Salivary gland FNAC is a minimally invasive, safe, and cost-effective diagnostic technique that may serve as an appropriate first-line investigation in the evaluation of major salivary gland lesions.

Declarations

Conflicts of interest: The authors have no conflicts of interest to disclose.

Ethical approval: As the study design was a retrospective cohort study based on the analysis of existing clinical records, formal ethical approval was not required in accordance with institutional policy.

Consent for participation: Not applicable.

Consent for publication: Written informed consent for publication was obtained from all patients or from their legal guardians in cases involving minors.

Funding: The present study received no financial support.

Acknowledgements: None to be declared.

Authors' contributions: AJQ, AMA, KMS, and AMM: Major contributors to the conception and design of the study, literature review, and manuscript writing.

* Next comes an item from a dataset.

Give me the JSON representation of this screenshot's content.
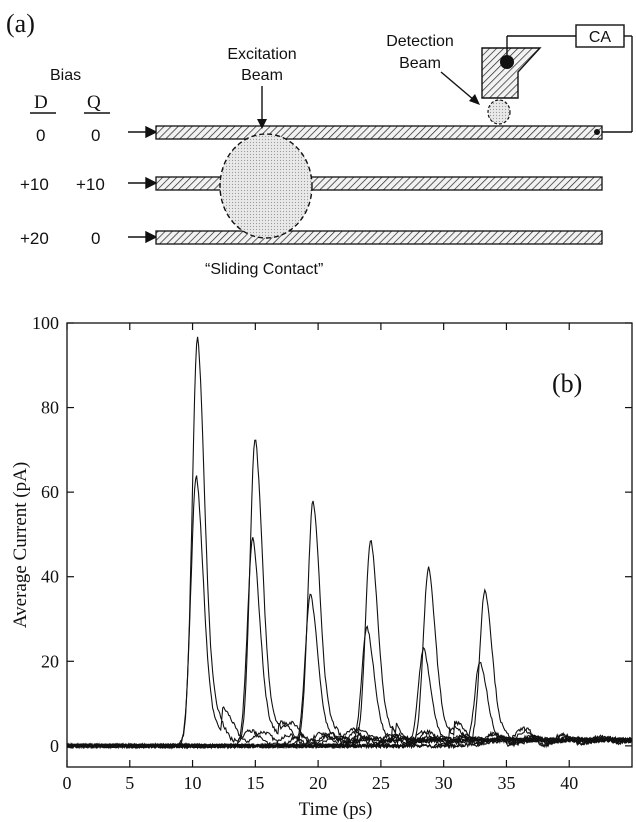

STA, MLF, HAM, ISS, IJH, MBA, RSA, SHQ, AAQ, SHH, and HAA: Literature review, critical revision of the manuscript, and preparation of the tables and figures. All authors have read and approved the final version of the manuscript.

Use of AI: ChatGPT-4.5 was used to assist with language refinement and improve the overall clarity of the manuscript. All content was thoroughly reviewed and approved by the authors, who bear full responsibility for the final version.

Data availability statement: The data that support the findings of this study are available from the corresponding author upon reasonable request.